Whatever you choose, Mr. Several,
you will need a proper costume,

certain basic memories, beliefs,
and appetites—a language to speak,
cast-members who look like people

you know. We shall be delighted
to contact the usual arranged
establishments, Mr. Several.



Copyright 2009 Hans Ostrom

Wednesday, December 24, 2008

Mirth



I got to know the work of G.K. Chesterton first through his Father Brown detective stories and then through his fantastical thriller, The Man Who Was Thursday. Then I started reading his writing on religion, including Orthodoxy and The Everlasting Man. Chesterton's an extremely witty, agile writer, although in nonfiction he may rely excessively on the paradoxical flip, as in the following quotation:

Too much capitalism does not mean too many capitalists, but too few capitalists." - The Uses of Diversity, 1921

The sentence is smart and witty. Sentences of this kind seem ubiquitous in the books, however, so sometimes one yearns for another mode of rhetoric.

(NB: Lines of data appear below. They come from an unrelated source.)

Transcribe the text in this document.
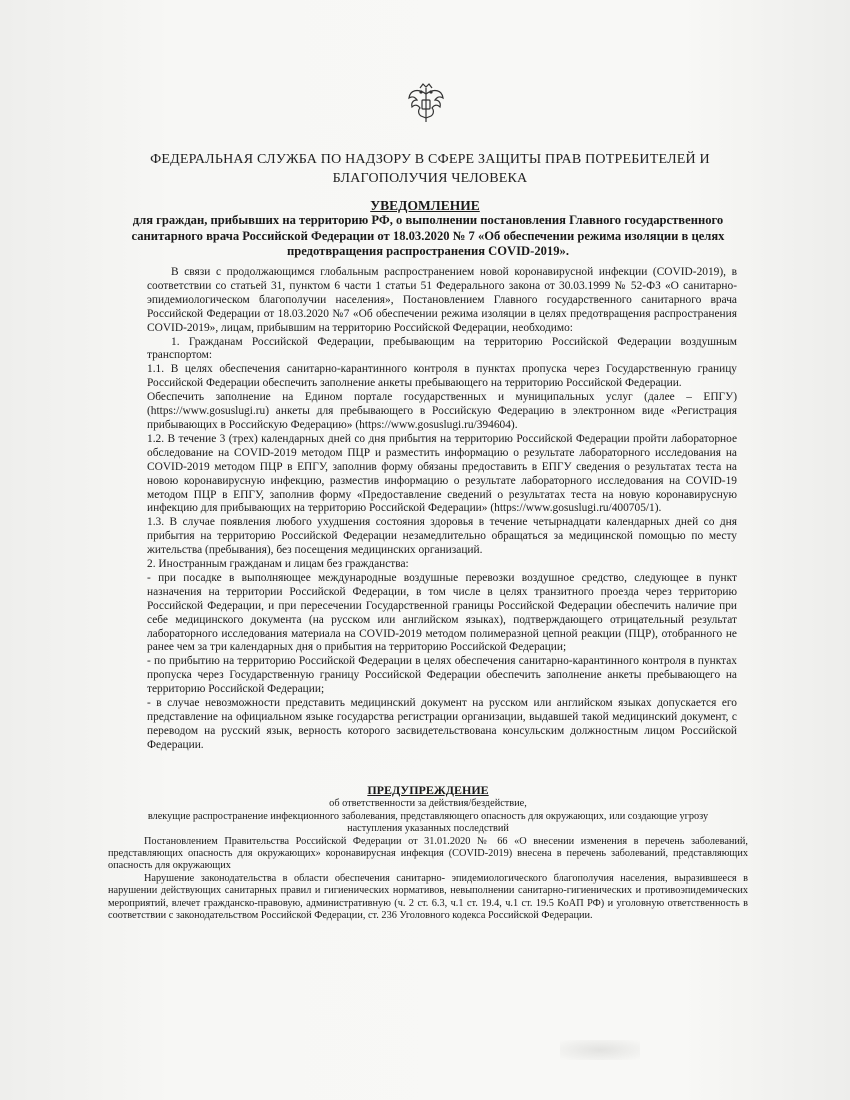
ФЕДЕРАЛЬНАЯ СЛУЖБА ПО НАДЗОРУ В СФЕРЕ ЗАЩИТЫ ПРАВ ПОТРЕБИТЕЛЕЙ И
БЛАГОПОЛУЧИЯ ЧЕЛОВЕКА
УВЕДОМЛЕНИЕ
для граждан, прибывших на территорию РФ, о выполнении постановления Главного государственного санитарного врача Российской Федерации от 18.03.2020 № 7 «Об обеспечении режима изоляции в целях предотвращения распространения COVID-2019».

В связи с продолжающимся глобальным распространением новой коронавирусной инфекции (COVID-2019), в соответствии со статьей 31, пунктом 6 части 1 статьи 51 Федерального закона от 30.03.1999 № 52-ФЗ «О санитарно-эпидемиологическом благополучии населения», Постановлением Главного государственного санитарного врача Российской Федерации от 18.03.2020 №7 «Об обеспечении режима изоляции в целях предотвращения распространения COVID-2019», лицам, прибывшим на территорию Российской Федерации, необходимо:

1. Гражданам Российской Федерации, пребывающим на территорию Российской Федерации воздушным транспортом:

1.1. В целях обеспечения санитарно-карантинного контроля в пунктах пропуска через Государственную границу Российской Федерации обеспечить заполнение анкеты пребывающего на территорию Российской Федерации.

Обеспечить заполнение на Едином портале государственных и муниципальных услуг (далее – ЕПГУ) (https://www.gosuslugi.ru) анкеты для пребывающего в Российскую Федерацию в электронном виде «Регистрация прибывающих в Российскую Федерацию» (https://www.gosuslugi.ru/394604).

1.2. В течение 3 (трех) календарных дней со дня прибытия на территорию Российской Федерации пройти лабораторное обследование на COVID-2019 методом ПЦР и разместить информацию о результате лабораторного исследования на COVID-2019 методом ПЦР в ЕПГУ, заполнив форму обязаны предоставить в ЕПГУ сведения о результатах теста на новою коронавирусную инфекцию, разместив информацию о результате лабораторного исследования на COVID-19 методом ПЦР в ЕПГУ, заполнив форму «Предоставление сведений о результатах теста на новую коронавирусную инфекцию для прибывающих на территорию Российской Федерации» (https://www.gosuslugi.ru/400705/1).

1.3. В случае появления любого ухудшения состояния здоровья в течение четырнадцати календарных дней со дня прибытия на территорию Российской Федерации незамедлительно обращаться за медицинской помощью по месту жительства (пребывания), без посещения медицинских организаций.

2. Иностранным гражданам и лицам без гражданства:

- при посадке в выполняющее международные воздушные перевозки воздушное средство, следующее в пункт назначения на территории Российской Федерации, в том числе в целях транзитного проезда через территорию Российской Федерации, и при пересечении Государственной границы Российской Федерации обеспечить наличие при себе медицинского документа (на русском или английском языках), подтверждающего отрицательный результат лабораторного исследования материала на COVID-2019 методом полимеразной цепной реакции (ПЦР), отобранного не ранее чем за три календарных дня о прибытия на территорию Российской Федерации;

- по прибытию на территорию Российской Федерации в целях обеспечения санитарно-карантинного контроля в пунктах пропуска через Государственную границу Российской Федерации обеспечить заполнение анкеты пребывающего на территорию Российской Федерации;

- в случае невозможности представить медицинский документ на русском или английском языках допускается его представление на официальном языке государства регистрации организации, выдавшей такой медицинский документ, с переводом на русский язык, верность которого засвидетельствована консульским должностным лицом Российской Федерации.

ПРЕДУПРЕЖДЕНИЕ
об ответственности за действия/бездействие,
влекущие распространение инфекционного заболевания, представляющего опасность для окружающих, или создающие угрозу
наступления указанных последствий

Постановлением Правительства Российской Федерации от 31.01.2020 № 66 «О внесении изменения в перечень заболеваний, представляющих опасность для окружающих» коронавирусная инфекция (COVID-2019) внесена в перечень заболеваний, представляющих опасность для окружающих

Нарушение законодательства в области обеспечения санитарно- эпидемиологического благополучия населения, выразившееся в нарушении действующих санитарных правил и гигиенических нормативов, невыполнении санитарно-гигиенических и противоэпидемических мероприятий, влечет гражданско-правовую, административную (ч. 2 ст. 6.3, ч.1 ст. 19.4, ч.1 ст. 19.5 КоАП РФ) и уголовную ответственность в соответствии с законодательством Российской Федерации, ст. 236 Уголовного кодекса Российской Федерации.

You might not guess as much by considering this photo (above) of G.K., but he was a mirthful (albeit single-minded) defender of mirth. In fact, he claimed mirth was one of the benefits of being Christian, a faith he relentlessly defended, partly through a running argument--in print and on the radio--with G.B. Shaw, famed atheist. At the same time, Chesterton was most interested in egalitarian economics and some forms of socialism, but of course not the forms that dismissed religion. He was in favor of distributing wealth, in other words, and probably would have (and did?) mock the idea of "redistributing" wealth. He may have argued for distributing wealth first and then worrying about "redistribution" later, as the quotation above may suggest.

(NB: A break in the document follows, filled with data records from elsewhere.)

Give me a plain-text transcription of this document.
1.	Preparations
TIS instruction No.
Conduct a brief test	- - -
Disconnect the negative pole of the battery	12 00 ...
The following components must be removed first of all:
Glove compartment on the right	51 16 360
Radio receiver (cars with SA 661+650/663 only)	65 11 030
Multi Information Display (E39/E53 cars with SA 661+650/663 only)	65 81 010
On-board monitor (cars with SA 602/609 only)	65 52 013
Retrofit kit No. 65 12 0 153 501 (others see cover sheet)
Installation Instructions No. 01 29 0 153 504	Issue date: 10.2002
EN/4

Based on my imperfect understanding of Chesterton's work, I assume he would attribute the existence of mirth to God's having given it to humans. I'm willing to entertain that possibility, but I think it's also entertaining to ponder whether mirth is something that evolved, along with opposable thumbs, for example. Cats and dogs certainly play, but do they experience mirth? Do primates? (I know: "define mirth.") How much does the human brain have to develop before it generates a sense of mirth, triggers a laugh? No doubt Chesterton would mercilessly and mirthfully skewer my desire to understand mirth through the lens of evolution. In any event, I couldn't help thinking of Chesterton as one reader over my shoulder when I drafted the following poem.

The Birth of Mirth

I don't know how many cells a creature
must possess until it develops a sense
of play as distinguished from or in concert
with function. (My knowledge of science
is a source of mirth to scientists I know.)
Regarding mammals, more particularly
humans, I've deduced with my Left Brain
that at some dim prehistoric parliamentary
meeting of variables, babies started laughing
soon after birth if not before. At that
unfalsifiable point, the mythical door
of mirth opened. What a nice selection.
How funny. Perhaps, like me,

you've laughed at babies who laughed
unprompted, and you felt the quirky purity
of mirth. Maybe sometimes you just want
to go out or stay in and have
a few laughs. Anyway, it's all traceable
(this is a lie) back to the birth of mirth.
How is humor? Why is funny? Mirth must
be. This much we know, or this little.